Talk by M. Arrutselvi
Posted on: 27 Jan 2026
Title: Solving PDEs on Arbitrary Meshes Without Explicit Basis Functions: The Virtual Element Method
Speaker: M. Arrutselvi, NBHM Postdoctoral fellow, IIT Madras
Date: 3 Feb 2026
Time: 4 PM IST
Venue: Zoom
Abstract:
Many classical discretization techniques for partial differential equations rely on explicitly constructed finite-dimensional approximation spaces defined on simplicial or tensor-product meshes. While highly successful, this paradigm becomes restrictive when one seeks robust and stable methods on general polygonal or polyhedral meshes arising from adaptivity, mesh agglomeration, or complex geometries.

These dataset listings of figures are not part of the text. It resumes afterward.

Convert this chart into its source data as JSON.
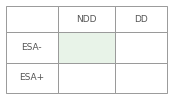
{
  "col_labels": [
    "",
    "NDD",
    "DD"
  ],
  "row_labels": [
    "ESA-",
    "ESA+"
  ],
  "highlight_cell": [
    1,
    1
  ],
  "highlight_color": "#e8f3e8",
  "border_color": "#999999",
  "text_color": "#555555",
  "background_color": "#ffffff",
  "font_size": 6.5
}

The Virtual Element Method (VEM) offers a principled framework for the discretization of partial differential equations on arbitrary meshes without re- quiring explicit knowledge of basis functions inside mesh elements. Instead, the method is formulated through carefully chosen degrees of freedom, computable projection operators, and discrete bilinear forms designed to satisfy polynomial consistency and stability properties.

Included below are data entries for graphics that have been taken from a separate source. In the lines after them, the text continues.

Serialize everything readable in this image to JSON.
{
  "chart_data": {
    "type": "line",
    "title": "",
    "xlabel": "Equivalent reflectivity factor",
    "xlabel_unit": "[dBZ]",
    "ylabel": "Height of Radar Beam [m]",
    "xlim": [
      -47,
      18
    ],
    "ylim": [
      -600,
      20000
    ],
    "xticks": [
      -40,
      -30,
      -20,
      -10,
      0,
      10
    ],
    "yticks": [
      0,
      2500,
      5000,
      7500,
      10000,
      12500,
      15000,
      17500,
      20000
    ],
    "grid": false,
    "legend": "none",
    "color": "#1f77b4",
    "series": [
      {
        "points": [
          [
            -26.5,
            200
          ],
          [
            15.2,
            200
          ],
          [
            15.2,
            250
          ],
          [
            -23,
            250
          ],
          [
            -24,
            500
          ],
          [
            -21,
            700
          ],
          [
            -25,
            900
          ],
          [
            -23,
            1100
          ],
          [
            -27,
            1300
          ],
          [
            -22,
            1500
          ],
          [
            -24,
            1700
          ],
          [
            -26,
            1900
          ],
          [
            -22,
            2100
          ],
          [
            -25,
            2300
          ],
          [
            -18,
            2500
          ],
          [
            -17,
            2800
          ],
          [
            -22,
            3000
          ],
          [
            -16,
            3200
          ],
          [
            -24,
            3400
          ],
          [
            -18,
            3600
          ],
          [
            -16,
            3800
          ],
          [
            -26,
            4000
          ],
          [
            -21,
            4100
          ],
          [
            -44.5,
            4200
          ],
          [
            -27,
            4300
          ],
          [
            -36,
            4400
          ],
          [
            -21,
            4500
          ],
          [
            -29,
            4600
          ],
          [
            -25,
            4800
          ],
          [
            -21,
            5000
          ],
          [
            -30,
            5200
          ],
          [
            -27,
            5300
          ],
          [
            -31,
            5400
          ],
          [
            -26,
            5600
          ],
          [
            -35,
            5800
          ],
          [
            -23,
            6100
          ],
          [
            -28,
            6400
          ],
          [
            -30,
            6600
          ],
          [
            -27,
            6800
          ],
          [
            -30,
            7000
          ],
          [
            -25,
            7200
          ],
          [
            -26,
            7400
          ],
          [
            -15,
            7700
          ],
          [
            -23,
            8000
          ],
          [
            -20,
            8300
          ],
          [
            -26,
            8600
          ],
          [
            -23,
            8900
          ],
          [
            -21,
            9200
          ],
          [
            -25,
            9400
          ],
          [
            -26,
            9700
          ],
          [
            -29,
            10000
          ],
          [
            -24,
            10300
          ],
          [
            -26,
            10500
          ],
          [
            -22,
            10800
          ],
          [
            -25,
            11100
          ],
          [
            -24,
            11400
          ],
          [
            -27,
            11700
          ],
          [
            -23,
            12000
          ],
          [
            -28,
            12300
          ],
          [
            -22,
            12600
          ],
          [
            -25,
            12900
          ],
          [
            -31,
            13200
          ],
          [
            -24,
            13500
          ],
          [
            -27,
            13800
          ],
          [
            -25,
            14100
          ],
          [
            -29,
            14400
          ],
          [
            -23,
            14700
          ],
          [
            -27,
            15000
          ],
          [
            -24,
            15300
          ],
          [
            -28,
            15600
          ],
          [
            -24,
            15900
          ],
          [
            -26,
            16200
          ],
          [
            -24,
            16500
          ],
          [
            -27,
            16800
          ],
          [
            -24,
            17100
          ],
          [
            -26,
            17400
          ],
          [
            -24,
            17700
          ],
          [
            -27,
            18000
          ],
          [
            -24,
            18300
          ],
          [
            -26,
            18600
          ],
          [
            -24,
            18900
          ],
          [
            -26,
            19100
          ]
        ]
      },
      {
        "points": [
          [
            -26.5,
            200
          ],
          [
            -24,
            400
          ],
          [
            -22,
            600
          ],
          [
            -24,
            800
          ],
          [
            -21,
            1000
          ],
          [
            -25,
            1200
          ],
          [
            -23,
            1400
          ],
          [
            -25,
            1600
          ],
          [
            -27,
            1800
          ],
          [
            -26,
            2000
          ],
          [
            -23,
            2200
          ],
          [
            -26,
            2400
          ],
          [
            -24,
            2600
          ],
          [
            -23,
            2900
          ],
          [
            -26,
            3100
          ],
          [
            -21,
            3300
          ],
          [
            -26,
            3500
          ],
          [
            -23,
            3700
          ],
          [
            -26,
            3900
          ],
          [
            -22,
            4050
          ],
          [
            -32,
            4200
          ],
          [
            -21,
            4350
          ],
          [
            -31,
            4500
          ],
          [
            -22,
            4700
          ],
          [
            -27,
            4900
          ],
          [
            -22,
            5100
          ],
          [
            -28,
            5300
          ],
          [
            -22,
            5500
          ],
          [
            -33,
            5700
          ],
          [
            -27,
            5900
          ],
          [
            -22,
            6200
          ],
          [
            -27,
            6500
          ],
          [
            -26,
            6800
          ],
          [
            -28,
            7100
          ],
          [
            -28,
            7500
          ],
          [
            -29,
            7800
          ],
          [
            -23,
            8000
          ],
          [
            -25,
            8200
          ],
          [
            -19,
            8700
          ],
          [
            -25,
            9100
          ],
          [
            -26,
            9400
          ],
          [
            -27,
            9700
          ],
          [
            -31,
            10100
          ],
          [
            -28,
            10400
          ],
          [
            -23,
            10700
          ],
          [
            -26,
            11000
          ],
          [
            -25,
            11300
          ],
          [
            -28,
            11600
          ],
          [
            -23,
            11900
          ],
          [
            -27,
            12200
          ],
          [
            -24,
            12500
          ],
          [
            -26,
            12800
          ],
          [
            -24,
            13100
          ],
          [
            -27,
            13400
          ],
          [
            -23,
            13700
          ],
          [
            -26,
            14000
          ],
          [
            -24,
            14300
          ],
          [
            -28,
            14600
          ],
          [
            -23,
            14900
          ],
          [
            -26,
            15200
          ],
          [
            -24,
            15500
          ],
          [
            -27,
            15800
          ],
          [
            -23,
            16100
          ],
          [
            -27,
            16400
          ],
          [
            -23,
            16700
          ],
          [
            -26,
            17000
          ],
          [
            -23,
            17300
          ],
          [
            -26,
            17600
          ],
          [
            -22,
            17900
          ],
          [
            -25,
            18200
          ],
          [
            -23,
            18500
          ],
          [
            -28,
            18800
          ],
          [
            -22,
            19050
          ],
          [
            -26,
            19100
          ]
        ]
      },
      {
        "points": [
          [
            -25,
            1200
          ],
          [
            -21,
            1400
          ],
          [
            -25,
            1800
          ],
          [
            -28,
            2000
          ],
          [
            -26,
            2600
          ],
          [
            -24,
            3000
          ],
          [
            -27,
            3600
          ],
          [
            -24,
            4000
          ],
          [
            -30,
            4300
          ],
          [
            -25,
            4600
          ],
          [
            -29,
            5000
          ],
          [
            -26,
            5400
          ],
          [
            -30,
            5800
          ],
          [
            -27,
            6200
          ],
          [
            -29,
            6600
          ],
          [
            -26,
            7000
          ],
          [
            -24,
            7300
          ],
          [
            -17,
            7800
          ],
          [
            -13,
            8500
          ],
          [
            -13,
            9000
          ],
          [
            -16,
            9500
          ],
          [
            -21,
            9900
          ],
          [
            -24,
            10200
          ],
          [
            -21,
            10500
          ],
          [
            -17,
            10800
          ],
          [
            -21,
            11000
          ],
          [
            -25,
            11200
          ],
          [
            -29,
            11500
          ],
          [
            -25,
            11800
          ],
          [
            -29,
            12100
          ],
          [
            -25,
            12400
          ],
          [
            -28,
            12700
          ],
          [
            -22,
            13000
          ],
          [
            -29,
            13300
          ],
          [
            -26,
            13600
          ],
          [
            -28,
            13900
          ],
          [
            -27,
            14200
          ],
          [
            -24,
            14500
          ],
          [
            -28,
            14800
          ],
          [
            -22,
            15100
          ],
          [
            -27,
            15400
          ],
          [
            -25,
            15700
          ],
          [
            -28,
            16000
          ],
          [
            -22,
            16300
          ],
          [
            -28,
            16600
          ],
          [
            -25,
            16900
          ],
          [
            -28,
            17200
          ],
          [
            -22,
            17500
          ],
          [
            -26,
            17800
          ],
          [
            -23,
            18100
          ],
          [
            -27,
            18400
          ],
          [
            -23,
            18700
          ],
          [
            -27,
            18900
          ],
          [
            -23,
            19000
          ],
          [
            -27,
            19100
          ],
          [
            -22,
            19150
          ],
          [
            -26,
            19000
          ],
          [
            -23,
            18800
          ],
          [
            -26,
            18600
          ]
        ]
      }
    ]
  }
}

This talk presents a conceptual introduction to the Virtual Element Method for elliptic problems, emphasizing the underlying approximation and stability mechanisms rather than implementation details. Starting from a model problem, we explain how consistency is enforced through polynomial projections and how stabilization controls the non-polynomial components of the virtual space. We also discuss convergence properties, mesh-regularity considerations, and the flexibility of the framework in comparison with classical finite element approaches. The talk concludes with a brief overview of applications and current research directions in virtual element technology.